BANDUNG, POSKOTA.CO.ID - Belum reda polemik pengelolaan, Kebun Binatang Bandung kembali disorot.
Dua anak harimau Benggala dilaporkan mati oleh virus. Kematian dua satwa dilindungi itu memicu keprihatinan DPRD Kota Bandung.

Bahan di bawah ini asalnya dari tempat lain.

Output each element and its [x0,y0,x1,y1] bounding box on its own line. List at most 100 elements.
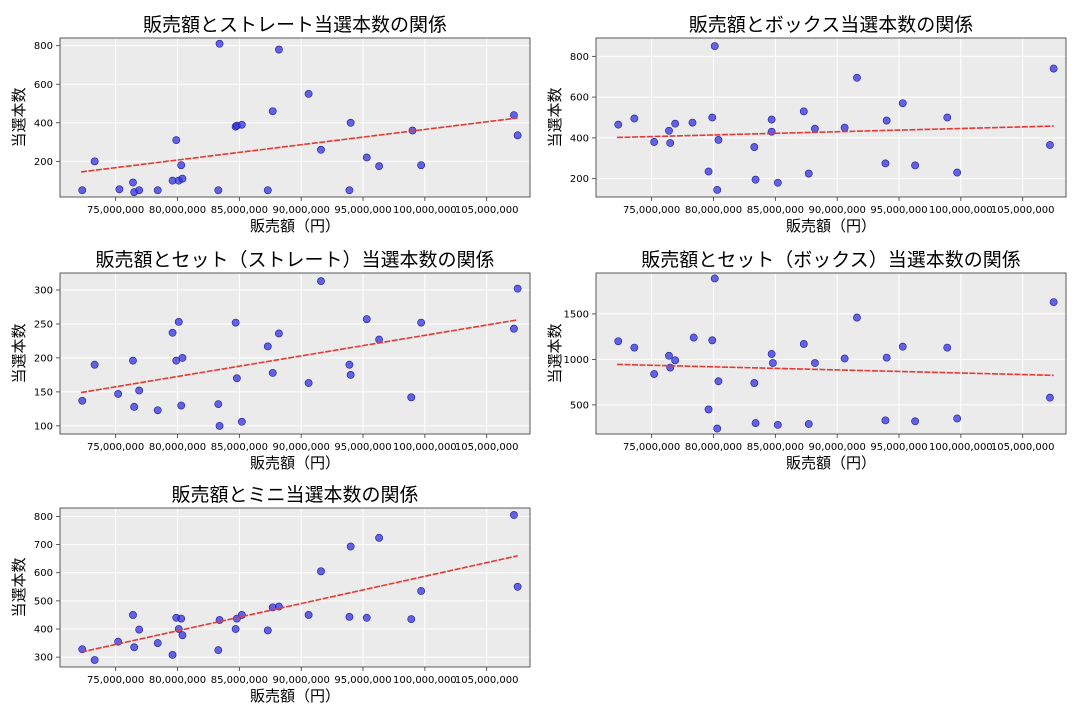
data-point [811,124,819,133]
data-point [799,340,808,348]
y-tick-label: 600 [34,80,53,91]
subplot-5: 75,000,000 80,000,000 85,000,000 90,000,000… [10,484,531,705]
x-tick-label: 90,000,000 [273,442,330,453]
subplot-3: 75,000,000 80,000,000 85,000,000 90,000,000… [10,249,531,472]
data-point [232,374,241,383]
data-point [275,45,283,54]
data-point [263,342,272,351]
data-point [130,643,139,652]
data-point [407,393,416,402]
data-point [178,174,187,183]
x-tick-label: 105,000,000 [455,205,519,216]
data-point [90,360,99,369]
data-point [153,639,162,647]
y-tick-label: 500 [34,596,53,607]
data-point [237,417,246,426]
plot-area [60,273,530,434]
data-point [263,626,272,635]
data-point [898,99,907,108]
x-axis-label: 販売額（円） [786,217,876,235]
x-tick-label: 75,000,000 [87,442,144,453]
data-point [177,161,186,170]
x-axis-label: 販売額（円） [786,454,876,472]
data-point [953,168,962,177]
data-point [688,118,697,127]
chart-title: 販売額とミニ当選本数の関係 [171,484,418,506]
x-tick-label: 80,000,000 [149,442,206,453]
axes-frame [59,272,531,435]
data-point [750,379,759,387]
x-tick-label: 95,000,000 [334,675,391,686]
data-point [177,401,186,410]
data-point [78,396,87,405]
data-point [710,274,719,283]
chart-title: 販売額とセット（ストレート）当選本数の関係 [95,249,494,271]
data-point [665,126,673,135]
x-tick-label: 85,000,000 [211,675,268,686]
data-point [129,356,137,365]
trend-line [80,117,518,173]
y-tick-label: 250 [34,319,53,330]
data-point [135,186,144,195]
data-point [882,353,891,362]
axes-frame [59,37,531,198]
data-point [304,89,313,98]
data-point [650,138,659,146]
data-point [751,419,760,427]
data-point [417,161,426,170]
data-point [268,107,277,116]
data-point [804,420,813,428]
data-point [853,73,861,82]
plot-area [596,273,1066,434]
data-point [911,161,920,170]
x-tick-label: 95,000,000 [870,442,927,453]
y-tick-label: 150 [34,387,53,398]
x-tick-label: 85,000,000 [747,205,804,216]
data-point [513,582,522,591]
y-tick-label: 1000 [564,355,589,366]
data-point [671,356,680,365]
data-point [362,613,371,622]
data-point [751,175,760,184]
data-point [689,333,698,342]
trend-line [617,125,1054,139]
data-point [237,120,246,129]
data-point [375,533,384,542]
y-tick-label: 400 [570,133,589,144]
data-point [898,342,907,351]
data-point [345,613,354,621]
data-point [135,625,144,634]
x-tick-label: 95,000,000 [334,205,391,216]
x-tick-label: 105,000,000 [455,675,519,686]
data-point [630,114,639,123]
data-point [346,542,355,551]
data-point [630,343,639,352]
data-point [346,370,355,379]
x-tick-label: 100,000,000 [393,205,457,216]
plot-area [60,508,530,667]
x-tick-label: 105,000,000 [455,442,519,453]
data-point [953,414,962,423]
data-point [129,178,137,187]
data-point [135,386,144,395]
data-point [362,153,371,162]
data-point [417,587,426,595]
x-tick-label: 90,000,000 [809,205,866,216]
data-point [513,284,522,293]
data-point [811,359,819,367]
y-tick-label: 800 [570,52,589,63]
data-point [666,139,675,147]
data-point [275,329,283,338]
data-point [214,186,223,195]
x-tick-label: 105,000,000 [991,442,1055,453]
data-point [317,145,325,154]
data-point [708,113,717,122]
data-point [90,656,99,664]
axes-frame [59,507,531,668]
y-axis-label: 当選本数 [10,87,28,147]
x-tick-label: 90,000,000 [273,205,330,216]
y-tick-label: 400 [34,118,53,129]
data-point [943,113,952,122]
y-tick-label: 200 [570,174,589,185]
data-point [172,136,181,145]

“Ini sangat memprihatinkan dan harus menjadi pelajaran penting. Kematian satwa langka seperti harimau tidak bisa dianggap sepele. Meski disebut akibat virus, tetap harus ada evaluasi menyeluruh,” kata Pimpinan DPRD Kota Bandung Edwin Senjaya, Kamis, 26 Maret 2026.
Menurut Edwin, kasus ini menunjukkan perlunya perhatian serius terhadap pengelolaan satwa di Kebun Binatang Bandung. Terlebih, sebelumnya sempat terjadi persoalan internal yang berkepanjangan.
Baca Juga: Polda Aceh Bekuk Pelaku Perdagangan Kulit Harimau Sumatra, Dugaan Jaringan Perburuan Satwa Liar
Ia juga menyoroti peran Pemerintah Kota Bandung yang dinilai harus lebih optimal dalam melakukan pengawasan.
“Pemkot Bandung harus memastikan seluruh hewan dirawat dengan baik. Namun faktanya, hal itu belum sepenuhnya terwujud,” ujar politisi Partai Golkar tersebut.
DPRD pun mendorong koordinasi lintas instansi, mulai dari Pemkot Bandung, Kementerian Kehutanan, hingga pengelola kebun binatang, untuk mencegah kejadian serupa terulang.
Selain itu, ia menekankan pentingnya standar perawatan satwa, mulai dari pemberian pakan yang sesuai, kebersihan kandang, hingga pemeriksaan kesehatan secara berkala.
Baca Juga: Warga Kuningan Resah 5 Kambing Mati Diterkam Harimau
“Jangan sampai kejadian ini terulang. Semua pihak harus memastikan satwa di Kebun Binatang Bandung mendapat perawatan yang layak. Ini momentum untuk berbenah,” ujarnya.
Sebelumnya, dua anak harimau Benggala bernama Huru dan Hara mati akibat terpapar virus panleukopenia. Keduanya mengembuskan napas terakhir pada Selasa (24/3) dan Kamis (26/3).
Penanganan sempat dilakukan secara kolaboratif oleh sejumlah pihak, mulai dari Rumah Sakit Hewan Cikole, Dinas Ketahanan Pangan dan Pertanian, BBKSDA, hingga tim medis kebun binatang. Namun, nyawa kedua satwa tersebut tak tertolong.